It wasn’t a good year for the Paul Rudolph Foundation. In 2004, Ernst Wagner, who established the foundation, took a nasty fall in the Manhattan town house that Rudolph designed for himself and Wagner in 1989. His injury followed the departure of the foundation’s director, who left due to a budget shortfall.

Photo: © Chris Mottalini
Nepal Asatthawasi stands amid the rubble of Paul Rudolph’s Michaels House in Westport, Connecticut.

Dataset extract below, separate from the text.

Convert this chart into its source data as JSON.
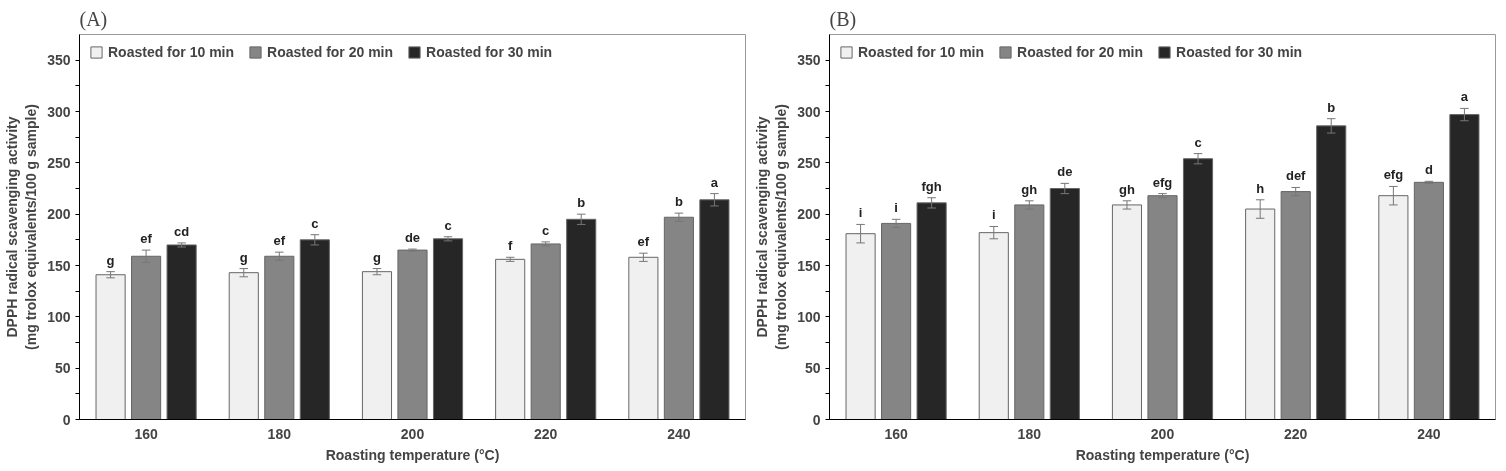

Wagner and the foundation recovered, but today the organization faces a new crisis as Rudolph’s buildings are endangered by a storm of real estate pressure and Rudolph’s association with the misunderstood and underappreciated Brutalist movement. The list of threatened or demolished structures includes a 1972 house commissioned by Dr. and Mrs. Louis Michaels in Westport, Connecticut, that came down in January. The current owners of Rudolph’s Cerrito residence in Watch Hill, Rhode Island, were making plans to tear down that property until, earlier this month, a pair of New Yorkers stepped in with an offer to move it to the Catskills.

Sarasota, Florida, where Rudolph was a leader of the city’s namesake school of Modernist architecture, is the most active battleground for his legacy. The grassroots group Save Riverview, working with the National Trust for Historic Preservation, recently won a stay of execution for Riverview High School, which the county wanted to demolish; they have until March 2008 to raise $20 million for an alternative scheme to move forward. Also in Sarasota, Joe King, AIA, a published Rudolph expert, recently applied to demolish the Twitchell House after deciding it financially imprudent to restore the 1941-vintage residence. In addition to needing repairs after a fire and flooding, the structure sits just 25 feet from the Gulf of Mexico, making it a candidate for repeat damage. King has tentatively worked out a deal to rebuild the house elsewhere.

The Paul Rudolph Foundation is following new plans to fight these threats, thanks to Nepal Asatthawasi, who was named coordinator of the organization last October. The 26-year-old understands that some observers will do a double-take at her age, but she wants to use her generation’s savvy to build excitement about Rudolph’s work. “I’m perhaps more open to technological intervention,” she says, and discusses transforming the foundation’s Web site into a dynamic networking site that offers “news of teardowns and rumors of a teardown, not just of Rudolph buildings but his whole generation’s.”

Asatthawasi’s expanded vision for the foundation includes educational efforts founded on wiki culture as well as elbow grease. She is currently documenting Rudolph’s houses and will make this archive available online; a film is also in the works. To help boost the foundation’s meager revenue, Asatthawasi is inviting more members to join its board—and telling candidates that fund-raising will be a responsibility of membership. Although it won’t increase revenue, she also plans to get Rudolph homeowners “involved in an exclusive network. And hopefully they’ll appreciate it enough to pass on those values, and perhaps not be so quick to pass on the property to a less sensitive buyer.” She is introducing sellers to interested buyers, or encouraging them to use auction houses instead of local property brokers.

Asatthawasi admits that the foundation is unable to purchase properties outright, but she compares her job to leading a high-tech startup company and suggests that the foundation’s online endeavors could help reignite the field of preservation. “I haven’t seen any kind of widespread effort to do something vital in this realm,” she notes.